A member of CEB’s supervisory board told HN "it would be suicide, the project would never have gone through us”.
EPCG said on September 29 that it had signed a long-expected deal with Skoda Praha. The unit will be the first large capacity block to be built in the Adriatic country for 35 years. Montenegro is relying on the project to achieve independence and become an energy exporter.
EPCG shareholder A2A has also expressed concerns over the planned project. The Italian utility is expected to exercise a put option to exit its investment in EPCG by the end of this year. Analysts say the Montenegrin government agreed to the deal with A2A because it left EPCG free to build a new unit of the coal-fired Pljevlja power plant, for which A2A had been reluctant to give its consent.
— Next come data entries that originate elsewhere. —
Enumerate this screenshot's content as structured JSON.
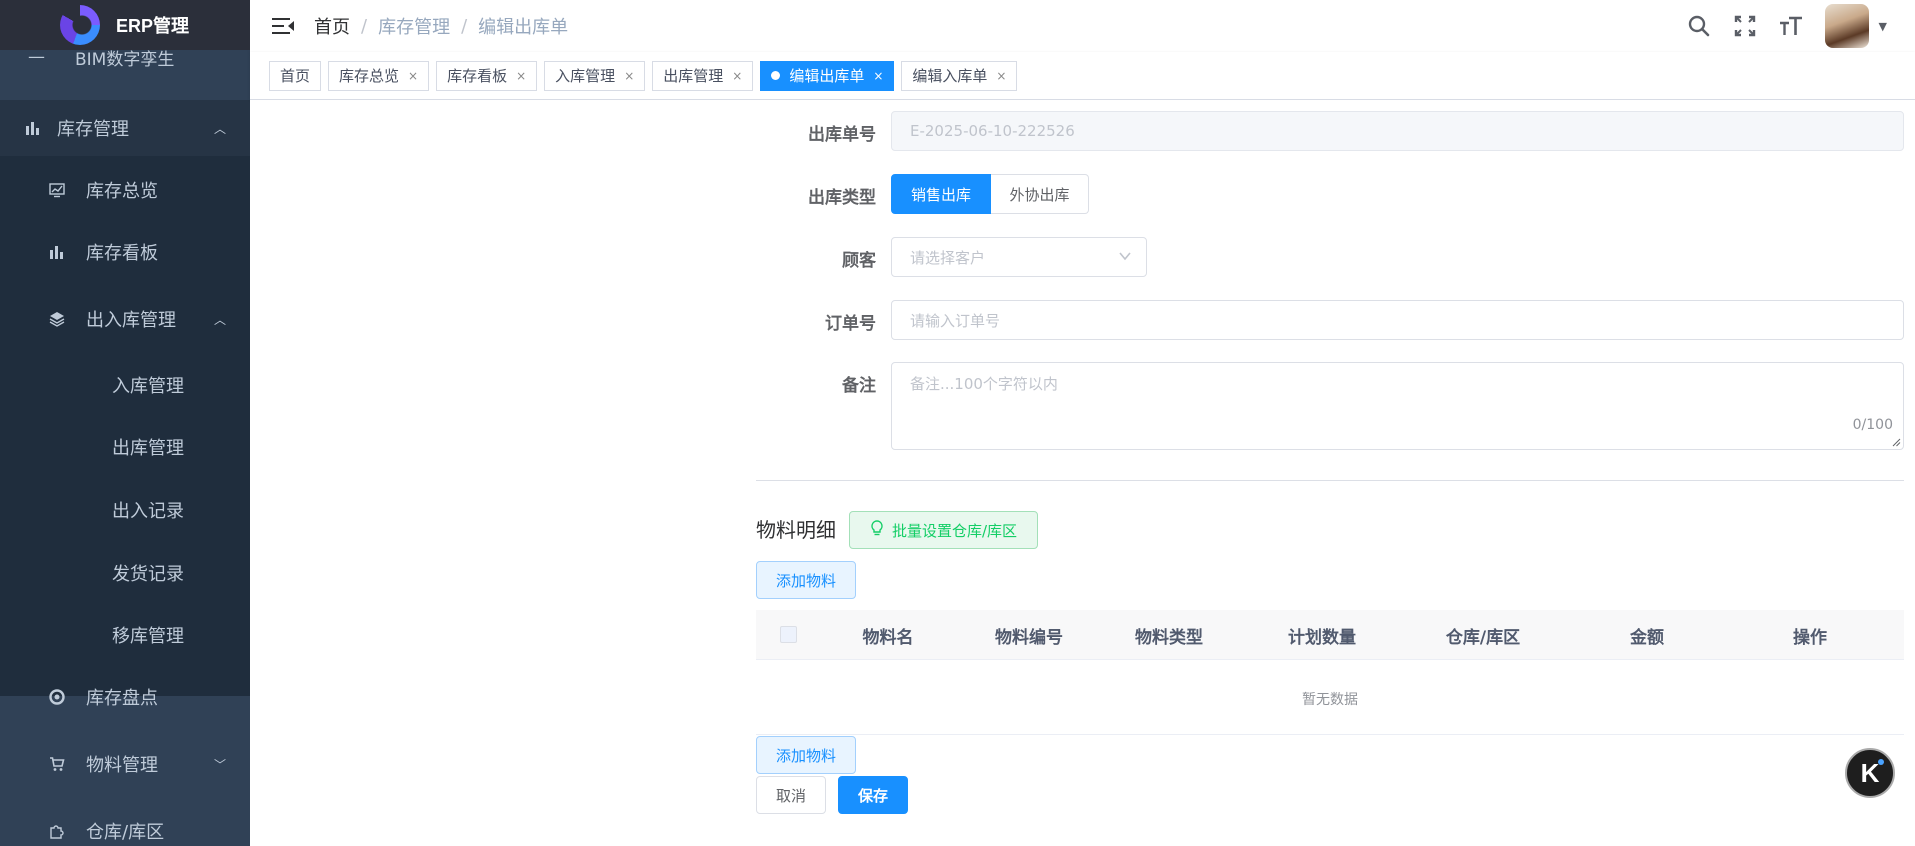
{
  "app": {
    "title": "ERP管理"
  },
  "sidebar": {
    "clipped_item": "BIM数字孪生",
    "items": [
      {
        "label": "库存管理",
        "icon": "bar-chart-icon",
        "expanded": true
      },
      {
        "label": "库存总览",
        "icon": "monitor-chart-icon"
      },
      {
        "label": "库存看板",
        "icon": "bar-chart-icon"
      },
      {
        "label": "出入库管理",
        "icon": "layers-icon",
        "expanded": true
      },
      {
        "label": "入库管理"
      },
      {
        "label": "出库管理"
      },
      {
        "label": "出入记录"
      },
      {
        "label": "发货记录"
      },
      {
        "label": "移库管理"
      },
      {
        "label": "库存盘点",
        "icon": "aperture-icon"
      },
      {
        "label": "物料管理",
        "icon": "cart-icon",
        "expanded": false
      },
      {
        "label": "仓库/库区",
        "icon": "puzzle-icon"
      }
    ]
  },
  "header": {
    "breadcrumb": [
      "首页",
      "库存管理",
      "编辑出库单"
    ],
    "separator": "/"
  },
  "tags": [
    {
      "label": "首页",
      "closable": false,
      "active": false
    },
    {
      "label": "库存总览",
      "closable": true,
      "active": false
    },
    {
      "label": "库存看板",
      "closable": true,
      "active": false
    },
    {
      "label": "入库管理",
      "closable": true,
      "active": false
    },
    {
      "label": "出库管理",
      "closable": true,
      "active": false
    },
    {
      "label": "编辑出库单",
      "closable": true,
      "active": true
    },
    {
      "label": "编辑入库单",
      "closable": true,
      "active": false
    }
  ],
  "tag_close": "×",
  "form": {
    "order_no": {
      "label": "出库单号",
      "value": "E-2025-06-10-222526"
    },
    "type": {
      "label": "出库类型",
      "options": [
        "销售出库",
        "外协出库"
      ],
      "selected": "销售出库"
    },
    "customer": {
      "label": "顾客",
      "placeholder": "请选择客户"
    },
    "sales_order": {
      "label": "订单号",
      "placeholder": "请输入订单号"
    },
    "remark": {
      "label": "备注",
      "placeholder": "备注...100个字符以内",
      "count": "0/100"
    }
  },
  "materials": {
    "title": "物料明细",
    "batch_button": "批量设置仓库/库区",
    "add_button": "添加物料",
    "columns": [
      "物料名",
      "物料编号",
      "物料类型",
      "计划数量",
      "仓库/库区",
      "金额",
      "操作"
    ],
    "empty_text": "暂无数据"
  },
  "footer": {
    "add_button": "添加物料",
    "cancel_button": "取消",
    "save_button": "保存"
  },
  "float_button": "K"
}
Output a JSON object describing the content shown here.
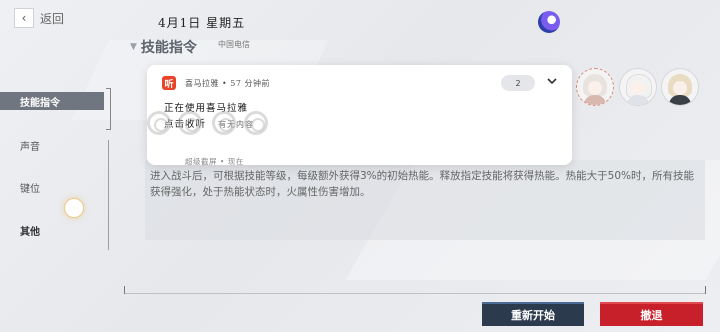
{
  "header": {
    "back_label": "返回",
    "back_icon": "chevron-left-icon",
    "date": "4月1日 星期五",
    "carrier": "中国电信"
  },
  "section": {
    "title": "技能指令"
  },
  "sidebar": {
    "items": [
      {
        "label": "技能指令",
        "active": true
      },
      {
        "label": "声音",
        "active": false
      },
      {
        "label": "键位",
        "active": false
      },
      {
        "label": "其他",
        "active": false
      }
    ]
  },
  "notification": {
    "app_icon_label": "听",
    "app_name_line": "喜马拉雅 • 57 分钟前",
    "count": "2",
    "line1": "正在使用喜马拉雅",
    "line2": "点击收听",
    "line2_sub": "有无内容",
    "footer": "超级截屏 • 现在"
  },
  "description": {
    "text": "进入战斗后，可根据技能等级，每级额外获得3%的初始热能。释放指定技能将获得热能。热能大于50%时，所有技能获得强化，处于热能状态时，火属性伤害增加。"
  },
  "buttons": {
    "restart": "重新开始",
    "retreat": "撤退"
  },
  "colors": {
    "restart_bg": "#2c3a4e",
    "retreat_bg": "#c8202a",
    "active_tab_bg": "#707680"
  }
}
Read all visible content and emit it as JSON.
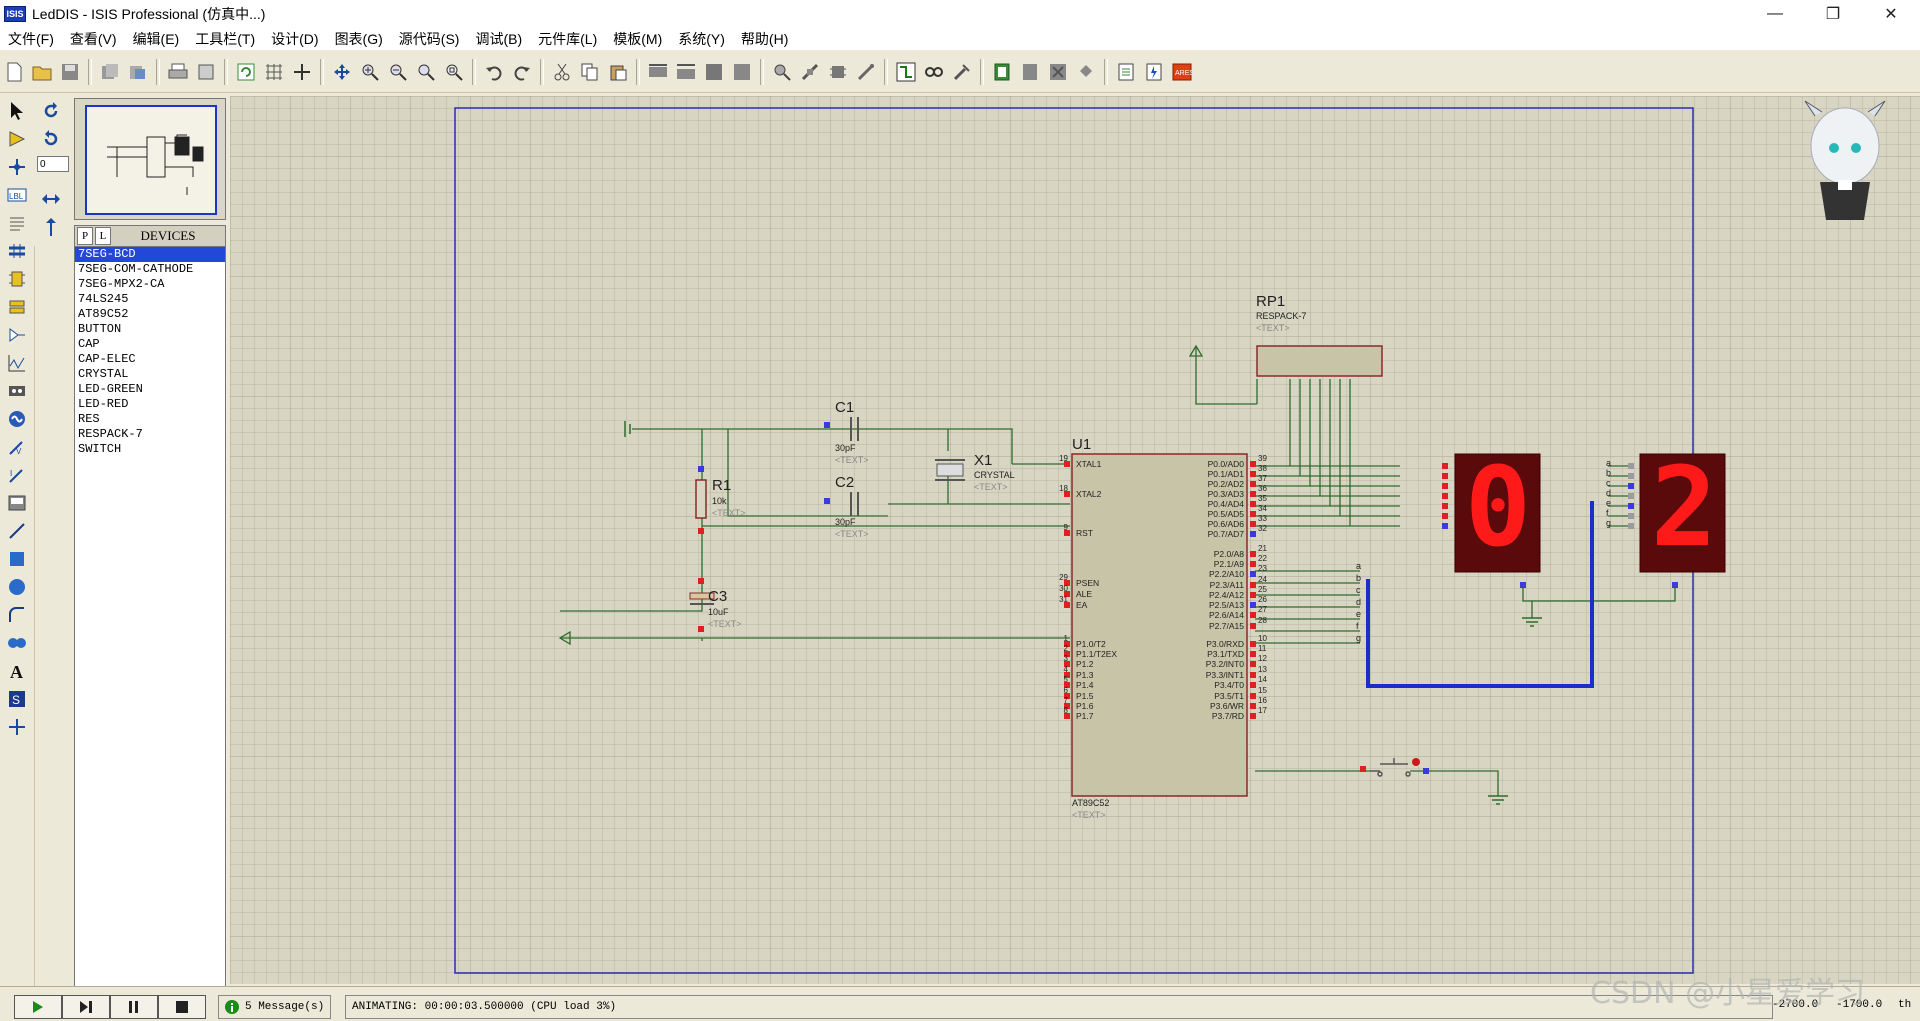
{
  "window": {
    "title": "LedDIS - ISIS Professional (仿真中...)",
    "app_icon": "ISIS"
  },
  "menu": [
    {
      "label": "文件(F)"
    },
    {
      "label": "查看(V)"
    },
    {
      "label": "编辑(E)"
    },
    {
      "label": "工具栏(T)"
    },
    {
      "label": "设计(D)"
    },
    {
      "label": "图表(G)"
    },
    {
      "label": "源代码(S)"
    },
    {
      "label": "调试(B)"
    },
    {
      "label": "元件库(L)"
    },
    {
      "label": "模板(M)"
    },
    {
      "label": "系统(Y)"
    },
    {
      "label": "帮助(H)"
    }
  ],
  "rotation_field": {
    "value": "0"
  },
  "devices": {
    "tab_p": "P",
    "tab_l": "L",
    "header": "DEVICES",
    "items": [
      {
        "label": "7SEG-BCD",
        "selected": true
      },
      {
        "label": "7SEG-COM-CATHODE"
      },
      {
        "label": "7SEG-MPX2-CA"
      },
      {
        "label": "74LS245"
      },
      {
        "label": "AT89C52"
      },
      {
        "label": "BUTTON"
      },
      {
        "label": "CAP"
      },
      {
        "label": "CAP-ELEC"
      },
      {
        "label": "CRYSTAL"
      },
      {
        "label": "LED-GREEN"
      },
      {
        "label": "LED-RED"
      },
      {
        "label": "RES"
      },
      {
        "label": "RESPACK-7"
      },
      {
        "label": "SWITCH"
      }
    ]
  },
  "schematic": {
    "rp1": {
      "ref": "RP1",
      "part": "RESPACK-7",
      "text": "<TEXT>"
    },
    "c1": {
      "ref": "C1",
      "value": "30pF",
      "text": "<TEXT>"
    },
    "c2": {
      "ref": "C2",
      "value": "30pF",
      "text": "<TEXT>"
    },
    "x1": {
      "ref": "X1",
      "part": "CRYSTAL",
      "text": "<TEXT>"
    },
    "r1": {
      "ref": "R1",
      "value": "10k",
      "text": "<TEXT>"
    },
    "c3": {
      "ref": "C3",
      "value": "10uF",
      "text": "<TEXT>"
    },
    "u1": {
      "ref": "U1",
      "part": "AT89C52",
      "text": "<TEXT>",
      "left_pins": [
        {
          "num": "19",
          "name": "XTAL1"
        },
        {
          "num": "18",
          "name": "XTAL2"
        },
        {
          "num": "9",
          "name": "RST"
        },
        {
          "num": "29",
          "name": "PSEN"
        },
        {
          "num": "30",
          "name": "ALE"
        },
        {
          "num": "31",
          "name": "EA"
        },
        {
          "num": "1",
          "name": "P1.0/T2"
        },
        {
          "num": "2",
          "name": "P1.1/T2EX"
        },
        {
          "num": "3",
          "name": "P1.2"
        },
        {
          "num": "4",
          "name": "P1.3"
        },
        {
          "num": "5",
          "name": "P1.4"
        },
        {
          "num": "6",
          "name": "P1.5"
        },
        {
          "num": "7",
          "name": "P1.6"
        },
        {
          "num": "8",
          "name": "P1.7"
        }
      ],
      "right_pins": [
        {
          "num": "39",
          "name": "P0.0/AD0"
        },
        {
          "num": "38",
          "name": "P0.1/AD1"
        },
        {
          "num": "37",
          "name": "P0.2/AD2"
        },
        {
          "num": "36",
          "name": "P0.3/AD3"
        },
        {
          "num": "35",
          "name": "P0.4/AD4"
        },
        {
          "num": "34",
          "name": "P0.5/AD5"
        },
        {
          "num": "33",
          "name": "P0.6/AD6"
        },
        {
          "num": "32",
          "name": "P0.7/AD7"
        },
        {
          "num": "21",
          "name": "P2.0/A8"
        },
        {
          "num": "22",
          "name": "P2.1/A9"
        },
        {
          "num": "23",
          "name": "P2.2/A10"
        },
        {
          "num": "24",
          "name": "P2.3/A11"
        },
        {
          "num": "25",
          "name": "P2.4/A12"
        },
        {
          "num": "26",
          "name": "P2.5/A13"
        },
        {
          "num": "27",
          "name": "P2.6/A14"
        },
        {
          "num": "28",
          "name": "P2.7/A15"
        },
        {
          "num": "10",
          "name": "P3.0/RXD"
        },
        {
          "num": "11",
          "name": "P3.1/TXD"
        },
        {
          "num": "12",
          "name": "P3.2/INT0"
        },
        {
          "num": "13",
          "name": "P3.3/INT1"
        },
        {
          "num": "14",
          "name": "P3.4/T0"
        },
        {
          "num": "15",
          "name": "P3.5/T1"
        },
        {
          "num": "16",
          "name": "P3.6/WR"
        },
        {
          "num": "17",
          "name": "P3.7/RD"
        }
      ]
    },
    "bus_labels": [
      "a",
      "b",
      "c",
      "d",
      "e",
      "f",
      "g"
    ],
    "display1_digit": "0",
    "display2_digit": "2",
    "seg_color": "#ff1a1a",
    "wire_color": "#2e6b2e",
    "bus_color": "#1a2fc8"
  },
  "status": {
    "messages": "5 Message(s)",
    "animating": "ANIMATING: 00:00:03.500000 (CPU load 3%)",
    "coord_x": "-2700.0",
    "coord_y": "-1700.0",
    "unit": "th"
  },
  "watermark": "CSDN @小星爱学习"
}
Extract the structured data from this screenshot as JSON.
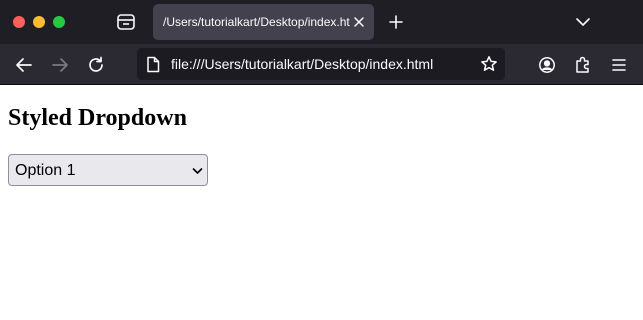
{
  "window": {
    "tab_title": "/Users/tutorialkart/Desktop/index.html"
  },
  "toolbar": {
    "url": "file:///Users/tutorialkart/Desktop/index.html"
  },
  "page": {
    "heading": "Styled Dropdown",
    "dropdown": {
      "selected": "Option 1"
    }
  },
  "colors": {
    "titlebar_bg": "#1f1e25",
    "navbar_bg": "#2b2a33",
    "active_tab_bg": "#42414d",
    "urlbar_bg": "#1c1b22",
    "dropdown_bg": "#e9e9ed"
  },
  "icons": {
    "window_controls": [
      "close-icon",
      "minimize-icon",
      "zoom-icon"
    ],
    "toolbar": [
      "tab-manager-icon",
      "new-tab-icon",
      "list-all-tabs-icon",
      "back-icon",
      "forward-icon",
      "reload-icon",
      "page-icon",
      "bookmark-star-icon",
      "account-icon",
      "extensions-icon",
      "menu-icon"
    ]
  }
}
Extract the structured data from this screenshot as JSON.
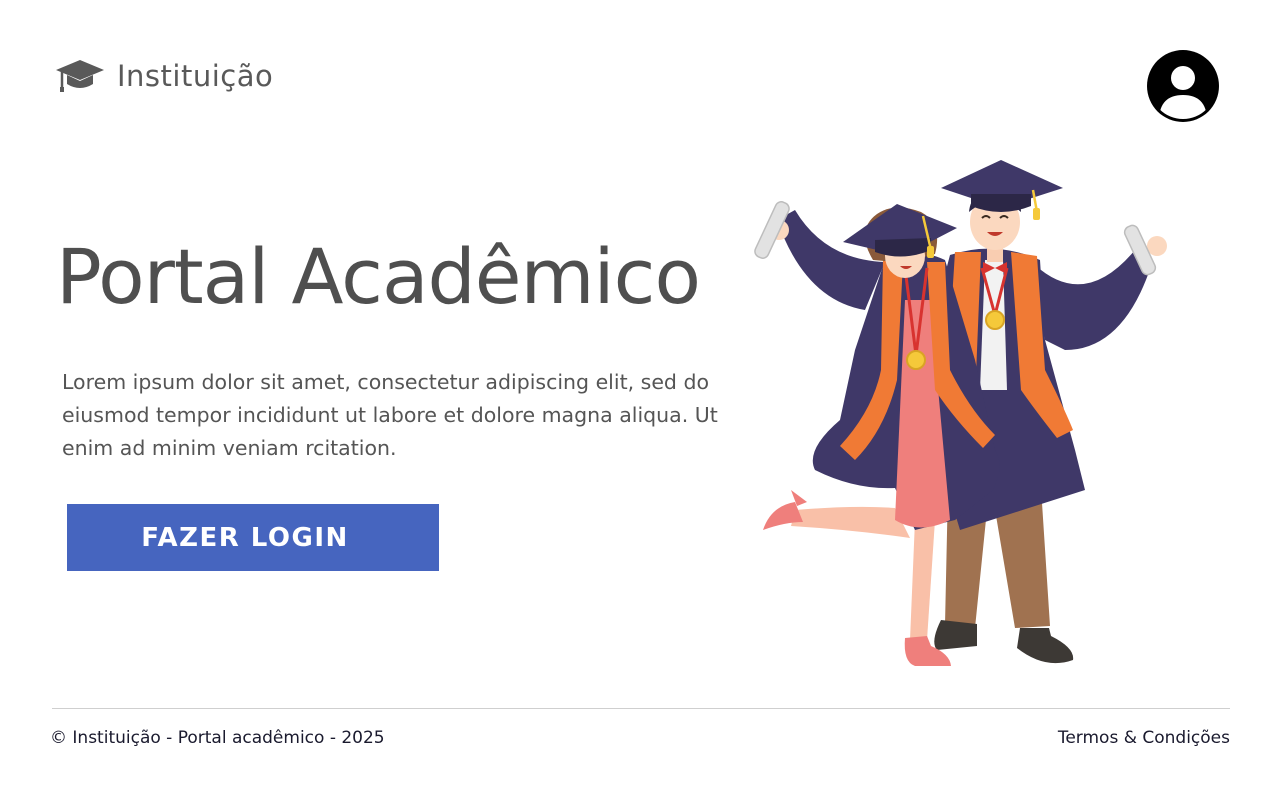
{
  "header": {
    "brand_name": "Instituição",
    "brand_icon": "graduation-cap-icon",
    "avatar_icon": "user-avatar-icon"
  },
  "hero": {
    "title": "Portal Acadêmico",
    "description": "Lorem ipsum dolor sit amet, consectetur adipiscing elit, sed do eiusmod tempor incididunt ut labore et dolore magna aliqua. Ut enim ad minim veniam rcitation.",
    "login_label": "FAZER LOGIN",
    "illustration": "graduates-celebrating-illustration"
  },
  "footer": {
    "copyright": "© Instituição - Portal acadêmico - 2025",
    "terms_label": "Termos & Condições"
  },
  "colors": {
    "primary_button": "#4665bf",
    "title_text": "#4f4f4f",
    "body_text": "#555555",
    "footer_text": "#1a1a2e",
    "gown": "#3f3868",
    "stole": "#f07a35",
    "dress": "#ef7f7c"
  }
}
A2A was not the only opponent of the project, which has been attacked on environmental grounds as well as over its economic viability.
Podgorica clearly wants to benefit from a sub-sea power line to Italy due to be completed in 2018, but it is not the only Balkan country looking to boost its electricity generation in the hope of becoming a major exporter and the region is expected to have a substantial surplus if all the planned power plants are built.
Environmental pressure group Bankwatch claims the project is “viable only with creative accounting”. The NGO points out that a Montenegrin-language presentation from Deloitte says the project would only be feasible if certain stringent conditions were met, among them a doubling of electricity prices by 2040, a 10% fall in CO2 costs and production costs at the Pljevlja mine, and a delay in implementing the EU Emissions Trading Scheme (ETS) in Montenegro until 2026.
Meanwhile, a group of local and international NGOs had been pushing A2A not to agree to the project, which they say will prevent Montenegro from complying with EU legislation and climate policy. There are already high levels of pollution in the town of Pljevlja, and the new unit is expected to worsen the problem if it runs concurrently with the existing unit.